Der Genfer Jean-Jacques Rousseau (1712 - 1778) verbrachte die meiste Zeit seines Lebens in Frankreich und gilt deshalb als französischer Philosoph. Auch er musste zeitweise in die Schweiz zurück kehren, um der Verfolgung zu entgehen. In seiner politischen Philosophie forderte er gleiche Rechte für alle Bürger unter einer demokratisch ausgeübten Kontrolle. Rousseau ging davon aus, dass die Menschen von Natur aus frei und gleich und dazu fähig seien, über sich selbst zu bestimmen. Dies war im Wesentlichen genau das Gegenteil der Staatstheorie von Thomas Hobbes. Rousseau forderte statt der Abtretung aller Rechte an den absoluten Staat einen in Freiheit ausgehandelten contrat social [Gesellschaftsvertrag]. Rousseaus Weltbild stand auch in einem scharfen Gegensatz zur Fortschritts- und Wissenschaftsgläubigkeit vieler seiner Zeitgenossen. Sein Ruf "zurück zur Natur" ist vor diesem Hintergrund zu verstehen. Rousseaus Erziehungstheorie, ebenfalls 1762 veröffentlicht, beeinflusste berühmte Erzieher (u.a. den Schweizer Heinrich Pestalozzi) nachhaltig.
Hobbes hatte aus der an sich richtigen Erkenntnis, dass die Menschen von Natur aus im wesentlichen Egoisten sind, die nur auf ihren eigenen Vorteil schauen, den falschen Schluss gezogen, dass ein mächtiger König für Ruhe und Ordnung sorgen müsse. Dabei übersah er, dass jeder König selbst auch ein Mensch und damit ein Egoist ist, und dass Macht korrumpiert (den Charakter verdirbt). Dies hätte Hobbes am Beispiel des Mönches Hildebrand, der - als Reformpapst Gregor VII. (1073 - 1085) gewählt - sich zu einer beispiellosen Arroganz der Macht verstieg, eigentlich erkennen können.

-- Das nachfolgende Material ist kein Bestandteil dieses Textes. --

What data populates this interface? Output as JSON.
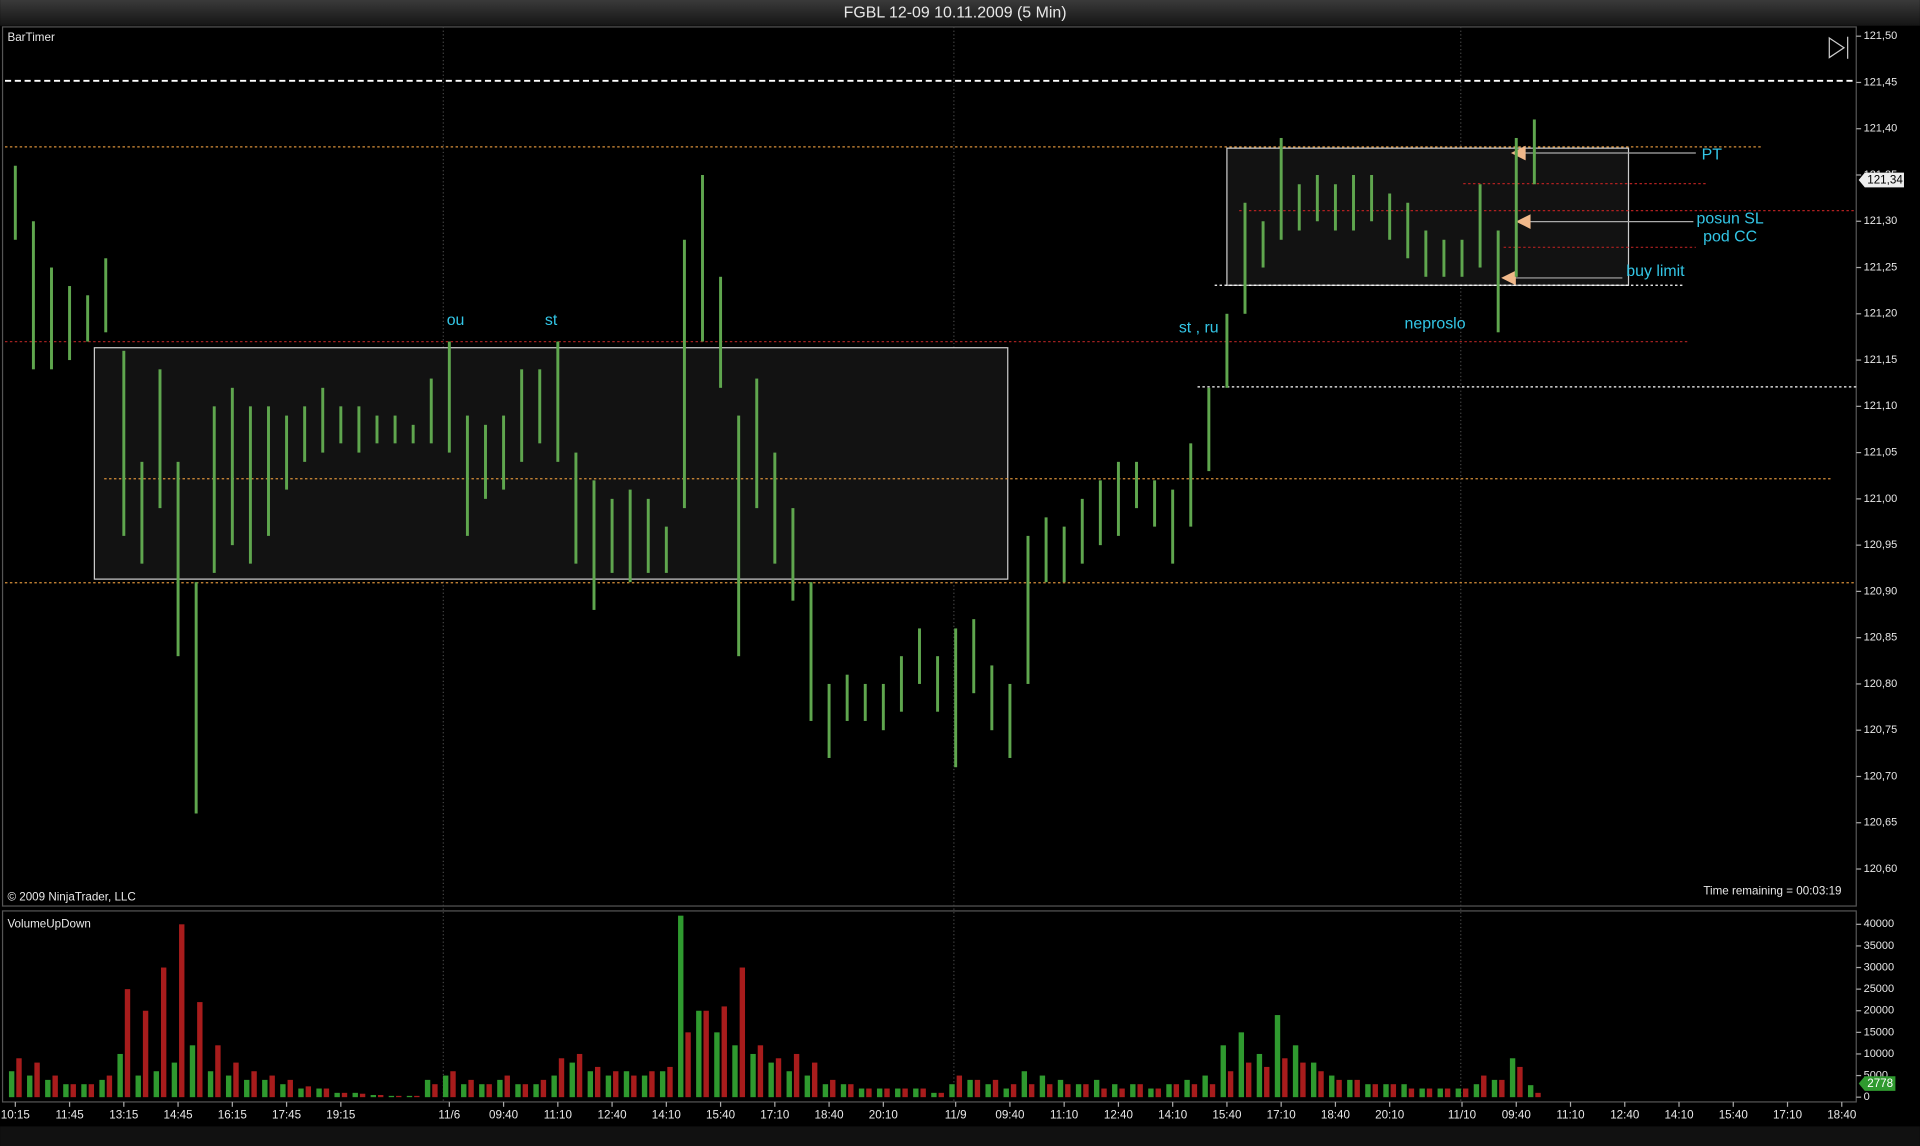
{
  "title": "FGBL 12-09  10.11.2009 (5 Min)",
  "chart_data": [
    {
      "type": "hilo",
      "indicator": "BarTimer",
      "copyright": "© 2009 NinjaTrader, LLC",
      "time_remaining": "Time remaining = 00:03:19",
      "last_label": "121,34",
      "color": "#5fa64e",
      "annotations": [
        "ou",
        "st",
        "st , ru",
        "neproslo",
        "PT",
        "posun SL",
        "pod CC",
        "buy limit"
      ],
      "high": [
        121.36,
        121.3,
        121.25,
        121.23,
        121.22,
        121.26,
        121.16,
        121.04,
        121.14,
        121.04,
        120.91,
        121.1,
        121.12,
        121.1,
        121.1,
        121.09,
        121.1,
        121.12,
        121.1,
        121.1,
        121.09,
        121.09,
        121.08,
        121.13,
        121.17,
        121.09,
        121.08,
        121.09,
        121.14,
        121.14,
        121.17,
        121.05,
        121.02,
        121.0,
        121.01,
        121.0,
        120.97,
        121.28,
        121.35,
        121.24,
        121.09,
        121.13,
        121.05,
        120.99,
        120.91,
        120.8,
        120.81,
        120.8,
        120.8,
        120.83,
        120.86,
        120.83,
        120.86,
        120.87,
        120.82,
        120.8,
        120.96,
        120.98,
        120.97,
        121.0,
        121.02,
        121.04,
        121.04,
        121.02,
        121.01,
        121.06,
        121.12,
        121.2,
        121.32,
        121.3,
        121.39,
        121.34,
        121.35,
        121.34,
        121.35,
        121.35,
        121.33,
        121.32,
        121.29,
        121.28,
        121.28,
        121.34,
        121.29,
        121.39,
        121.41
      ],
      "low": [
        121.28,
        121.14,
        121.14,
        121.15,
        121.17,
        121.18,
        120.96,
        120.93,
        120.99,
        120.83,
        120.66,
        120.92,
        120.95,
        120.93,
        120.96,
        121.01,
        121.04,
        121.05,
        121.06,
        121.05,
        121.06,
        121.06,
        121.06,
        121.06,
        121.05,
        120.96,
        121.0,
        121.01,
        121.04,
        121.06,
        121.04,
        120.93,
        120.88,
        120.92,
        120.91,
        120.92,
        120.92,
        120.99,
        121.17,
        121.12,
        120.83,
        120.99,
        120.93,
        120.89,
        120.76,
        120.72,
        120.76,
        120.76,
        120.75,
        120.77,
        120.8,
        120.77,
        120.71,
        120.79,
        120.75,
        120.72,
        120.8,
        120.91,
        120.91,
        120.93,
        120.95,
        120.96,
        120.99,
        120.97,
        120.93,
        120.97,
        121.03,
        121.12,
        121.2,
        121.25,
        121.28,
        121.29,
        121.3,
        121.29,
        121.29,
        121.3,
        121.28,
        121.26,
        121.24,
        121.24,
        121.24,
        121.25,
        121.18,
        121.24,
        121.34
      ],
      "xlim": [
        -0.3,
        101.8
      ],
      "ylim": [
        120.56,
        121.51
      ],
      "yticks": [
        {
          "value": 121.5,
          "label": "121,50"
        },
        {
          "value": 121.45,
          "label": "121,45"
        },
        {
          "value": 121.4,
          "label": "121,40"
        },
        {
          "value": 121.35,
          "label": "121,35"
        },
        {
          "value": 121.3,
          "label": "121,30"
        },
        {
          "value": 121.25,
          "label": "121,25"
        },
        {
          "value": 121.2,
          "label": "121,20"
        },
        {
          "value": 121.15,
          "label": "121,15"
        },
        {
          "value": 121.1,
          "label": "121,10"
        },
        {
          "value": 121.05,
          "label": "121,05"
        },
        {
          "value": 121.0,
          "label": "121,00"
        },
        {
          "value": 120.95,
          "label": "120,95"
        },
        {
          "value": 120.9,
          "label": "120,90"
        },
        {
          "value": 120.85,
          "label": "120,85"
        },
        {
          "value": 120.8,
          "label": "120,80"
        },
        {
          "value": 120.75,
          "label": "120,75"
        },
        {
          "value": 120.7,
          "label": "120,70"
        },
        {
          "value": 120.65,
          "label": "120,65"
        },
        {
          "value": 120.6,
          "label": "120,60"
        }
      ]
    },
    {
      "type": "bar",
      "title": "VolumeUpDown",
      "last_label": "2778",
      "series": [
        {
          "color": "#2f9a2f",
          "values": [
            6000,
            5000,
            4000,
            3000,
            3000,
            4000,
            10000,
            5000,
            6000,
            8000,
            12000,
            6000,
            5000,
            4000,
            4000,
            3000,
            2000,
            2000,
            1000,
            1000,
            500,
            300,
            300,
            4000,
            5000,
            3000,
            3000,
            4000,
            3000,
            3000,
            5000,
            8000,
            6000,
            5000,
            6000,
            5000,
            6000,
            42000,
            20000,
            15000,
            12000,
            10000,
            8000,
            6000,
            5000,
            3000,
            3000,
            2000,
            2000,
            2000,
            2000,
            1000,
            3000,
            4000,
            3000,
            2000,
            6000,
            5000,
            4000,
            3000,
            4000,
            3000,
            3000,
            2000,
            3000,
            4000,
            5000,
            12000,
            15000,
            10000,
            19000,
            12000,
            8000,
            5000,
            4000,
            3000,
            3000,
            3000,
            2000,
            2000,
            2000,
            3000,
            4000,
            9000,
            2778
          ]
        },
        {
          "color": "#a81c1c",
          "values": [
            9000,
            8000,
            5000,
            3000,
            3000,
            5000,
            25000,
            20000,
            30000,
            40000,
            22000,
            12000,
            8000,
            6000,
            5000,
            4000,
            2500,
            2000,
            1000,
            800,
            500,
            300,
            300,
            3000,
            6000,
            4000,
            3000,
            5000,
            3000,
            4000,
            9000,
            10000,
            7000,
            6000,
            5000,
            6000,
            7000,
            15000,
            20000,
            21000,
            30000,
            12000,
            9000,
            10000,
            8000,
            4000,
            3000,
            2000,
            2000,
            2000,
            2000,
            1000,
            5000,
            4000,
            4000,
            3000,
            3000,
            3000,
            3000,
            3000,
            2000,
            2000,
            3000,
            2000,
            3000,
            3000,
            3000,
            6000,
            8000,
            7000,
            9000,
            8000,
            6000,
            4000,
            4000,
            3000,
            3000,
            2000,
            2000,
            2000,
            2000,
            5000,
            4000,
            7000,
            1000
          ]
        }
      ],
      "xlim": [
        -0.3,
        101.8
      ],
      "ylim": [
        -1100,
        43100
      ],
      "yticks": [
        0,
        5000,
        10000,
        15000,
        20000,
        25000,
        30000,
        35000,
        40000
      ],
      "xticks": [
        {
          "value": 0,
          "label": "10:15"
        },
        {
          "value": 3,
          "label": "11:45"
        },
        {
          "value": 6,
          "label": "13:15"
        },
        {
          "value": 9,
          "label": "14:45"
        },
        {
          "value": 12,
          "label": "16:15"
        },
        {
          "value": 15,
          "label": "17:45"
        },
        {
          "value": 18,
          "label": "19:15"
        },
        {
          "value": 24,
          "label": "11/6"
        },
        {
          "value": 27,
          "label": "09:40"
        },
        {
          "value": 30,
          "label": "11:10"
        },
        {
          "value": 33,
          "label": "12:40"
        },
        {
          "value": 36,
          "label": "14:10"
        },
        {
          "value": 39,
          "label": "15:40"
        },
        {
          "value": 42,
          "label": "17:10"
        },
        {
          "value": 45,
          "label": "18:40"
        },
        {
          "value": 48,
          "label": "20:10"
        },
        {
          "value": 52,
          "label": "11/9"
        },
        {
          "value": 55,
          "label": "09:40"
        },
        {
          "value": 58,
          "label": "11:10"
        },
        {
          "value": 61,
          "label": "12:40"
        },
        {
          "value": 64,
          "label": "14:10"
        },
        {
          "value": 67,
          "label": "15:40"
        },
        {
          "value": 70,
          "label": "17:10"
        },
        {
          "value": 73,
          "label": "18:40"
        },
        {
          "value": 76,
          "label": "20:10"
        },
        {
          "value": 80,
          "label": "11/10"
        },
        {
          "value": 83,
          "label": "09:40"
        },
        {
          "value": 86,
          "label": "11:10"
        },
        {
          "value": 89,
          "label": "12:40"
        },
        {
          "value": 92,
          "label": "14:10"
        },
        {
          "value": 95,
          "label": "15:40"
        },
        {
          "value": 98,
          "label": "17:10"
        },
        {
          "value": 101,
          "label": "18:40"
        }
      ]
    }
  ]
}
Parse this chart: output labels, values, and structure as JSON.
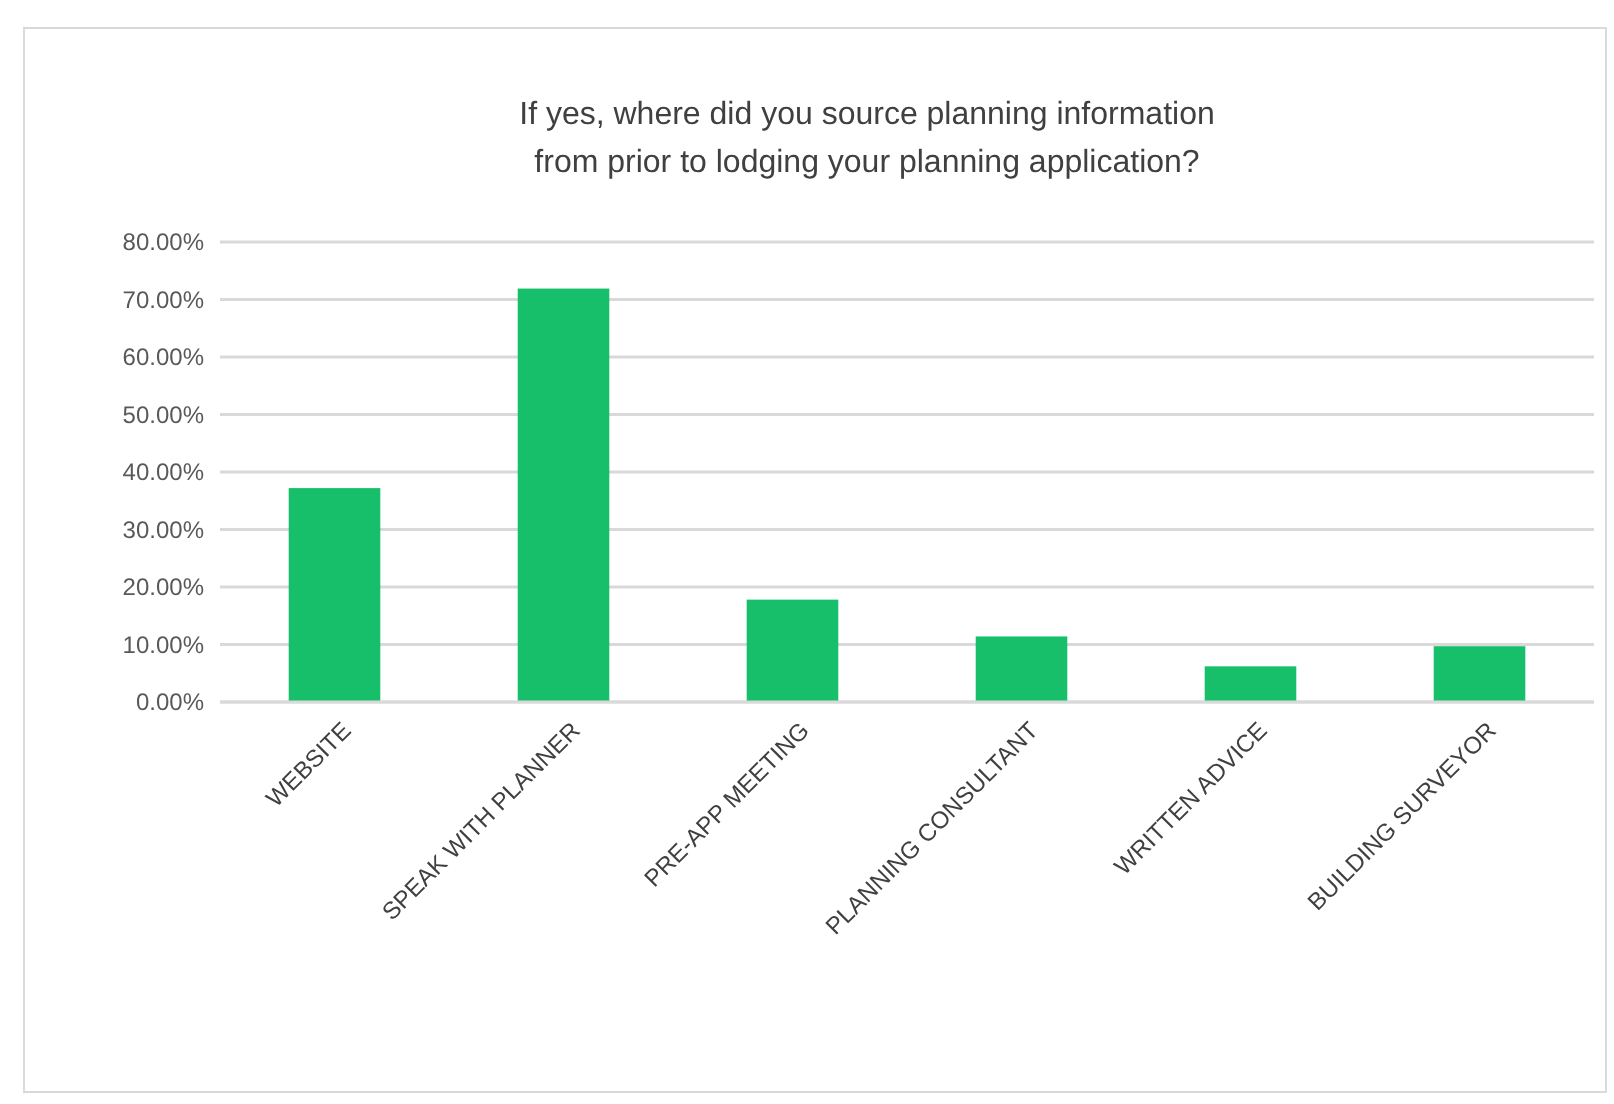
{
  "chart_data": {
    "type": "bar",
    "title": "If yes, where did you source planning information from prior to lodging your planning application?",
    "categories": [
      "WEBSITE",
      "SPEAK WITH PLANNER",
      "PRE-APP MEETING",
      "PLANNING CONSULTANT",
      "WRITTEN ADVICE",
      "BUILDING SURVEYOR"
    ],
    "values": [
      37.2,
      71.9,
      17.8,
      11.4,
      6.2,
      9.7
    ],
    "color": "#17bf6b",
    "ylim": [
      0,
      80
    ],
    "yticks": [
      {
        "value": 0,
        "label": "0.00%"
      },
      {
        "value": 10,
        "label": "10.00%"
      },
      {
        "value": 20,
        "label": "20.00%"
      },
      {
        "value": 30,
        "label": "30.00%"
      },
      {
        "value": 40,
        "label": "40.00%"
      },
      {
        "value": 50,
        "label": "50.00%"
      },
      {
        "value": 60,
        "label": "60.00%"
      },
      {
        "value": 70,
        "label": "70.00%"
      },
      {
        "value": 80,
        "label": "80.00%"
      }
    ],
    "grid": "y"
  }
}
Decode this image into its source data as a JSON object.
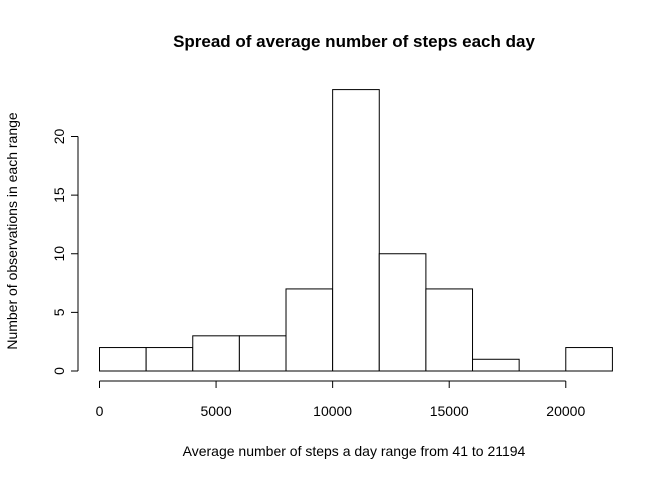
{
  "chart_data": {
    "type": "bar",
    "title": "Spread of average number of steps each day",
    "xlabel": "Average number of steps a day range from 41 to 21194",
    "ylabel": "Number of observations in each range",
    "bins": [
      {
        "x0": 0,
        "x1": 2000,
        "count": 2
      },
      {
        "x0": 2000,
        "x1": 4000,
        "count": 2
      },
      {
        "x0": 4000,
        "x1": 6000,
        "count": 3
      },
      {
        "x0": 6000,
        "x1": 8000,
        "count": 3
      },
      {
        "x0": 8000,
        "x1": 10000,
        "count": 7
      },
      {
        "x0": 10000,
        "x1": 12000,
        "count": 24
      },
      {
        "x0": 12000,
        "x1": 14000,
        "count": 10
      },
      {
        "x0": 14000,
        "x1": 16000,
        "count": 7
      },
      {
        "x0": 16000,
        "x1": 18000,
        "count": 1
      },
      {
        "x0": 18000,
        "x1": 20000,
        "count": 0
      },
      {
        "x0": 20000,
        "x1": 22000,
        "count": 2
      }
    ],
    "xticks": [
      0,
      5000,
      10000,
      15000,
      20000
    ],
    "yticks": [
      0,
      5,
      10,
      15,
      20
    ],
    "xlim": [
      0,
      22000
    ],
    "ylim": [
      0,
      24
    ],
    "grid": false,
    "legend": "none",
    "colors": {
      "bar_fill": "#ffffff",
      "bar_stroke": "#000000"
    }
  }
}
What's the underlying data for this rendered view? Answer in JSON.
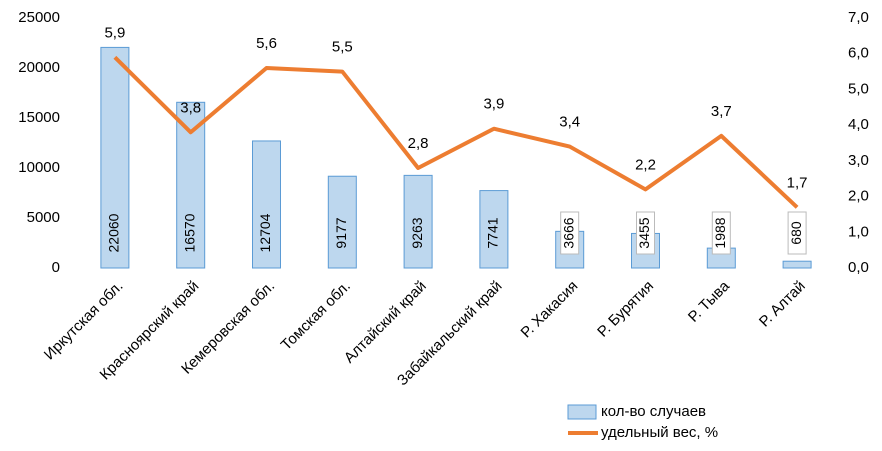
{
  "chart_data": {
    "type": "bar",
    "categories": [
      "Иркутская обл.",
      "Красноярский край",
      "Кемеровская обл.",
      "Томская обл.",
      "Алтайский край",
      "Забайкальский край",
      "Р. Хакасия",
      "Р. Бурятия",
      "Р. Тыва",
      "Р. Алтай"
    ],
    "series": [
      {
        "name": "кол-во случаев",
        "type": "bar",
        "color": "#bdd7ee",
        "edge_color": "#5b9bd5",
        "values": [
          22060,
          16570,
          12704,
          9177,
          9263,
          7741,
          3666,
          3455,
          1988,
          680
        ]
      },
      {
        "name": "удельный вес, %",
        "type": "line",
        "axis": "y2",
        "color": "#ed7d31",
        "values": [
          5.9,
          3.8,
          5.6,
          5.5,
          2.8,
          3.9,
          3.4,
          2.2,
          3.7,
          1.7
        ],
        "value_labels": [
          "5,9",
          "3,8",
          "5,6",
          "5,5",
          "2,8",
          "3,9",
          "3,4",
          "2,2",
          "3,7",
          "1,7"
        ]
      }
    ],
    "ylim": [
      0,
      25000
    ],
    "yticks": [
      0,
      5000,
      10000,
      15000,
      20000,
      25000
    ],
    "y2lim": [
      0,
      7
    ],
    "y2ticks": [
      {
        "value": 0,
        "label": "0,0"
      },
      {
        "value": 1,
        "label": "1,0"
      },
      {
        "value": 2,
        "label": "2,0"
      },
      {
        "value": 3,
        "label": "3,0"
      },
      {
        "value": 4,
        "label": "4,0"
      },
      {
        "value": 5,
        "label": "5,0"
      },
      {
        "value": 6,
        "label": "6,0"
      },
      {
        "value": 7,
        "label": "7,0"
      }
    ],
    "grid": false,
    "legend": "lower right"
  }
}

Rousseau dagegen machte sich Illusionen [mehr seinem Wunsch als der Wirklichkeit entsprechende Vorstellungen] von der Natur des Menschen, kam aber trotzdem zu der in der Geschichte seither bewährten Einsicht, dass alle Menschen die Ordnung der menschlichen Gesellschaft mitbestimmen sollten und dass sie unveräusserliche Grundrechte besitzen, die jede Gesellschaftsordnung garantieren muss, wenn sie Bestand haben soll. Rousseau überschätzte bei weitem die "angeborenen Stärken" der Menschen, insbesondere ihre Fähigkeiten, vorausschauend, vernünftig und mit Blick auf das Gemeinwohl statt auf den kurzfristigen persönlichen Vorteil zu entscheiden. Er erwartete, dass sie, einmal von der hergebrachten mittelalterlichen Gesellschaftsordnung befreit, ohne weiteres zu einer volonté générale [einem allgemeinen Volkswillen] finden würden. Den Wert von Gesetz und Erziehung im althergebrachten Sinn achtete er zu gering. So erstaunt es nicht, dass sich seine praktischen Erziehungsvorschläge schon beim eigenen Sohn nicht sonderlich bewährten. Die volonté générale, von Rousseau nicht fertig durchdacht, konnte nicht nur demokratisch verstanden werden, sondern wurde auch in der französischen Revolution wie im Kommunismus als Rechtfertigung für Diktaturen benützt.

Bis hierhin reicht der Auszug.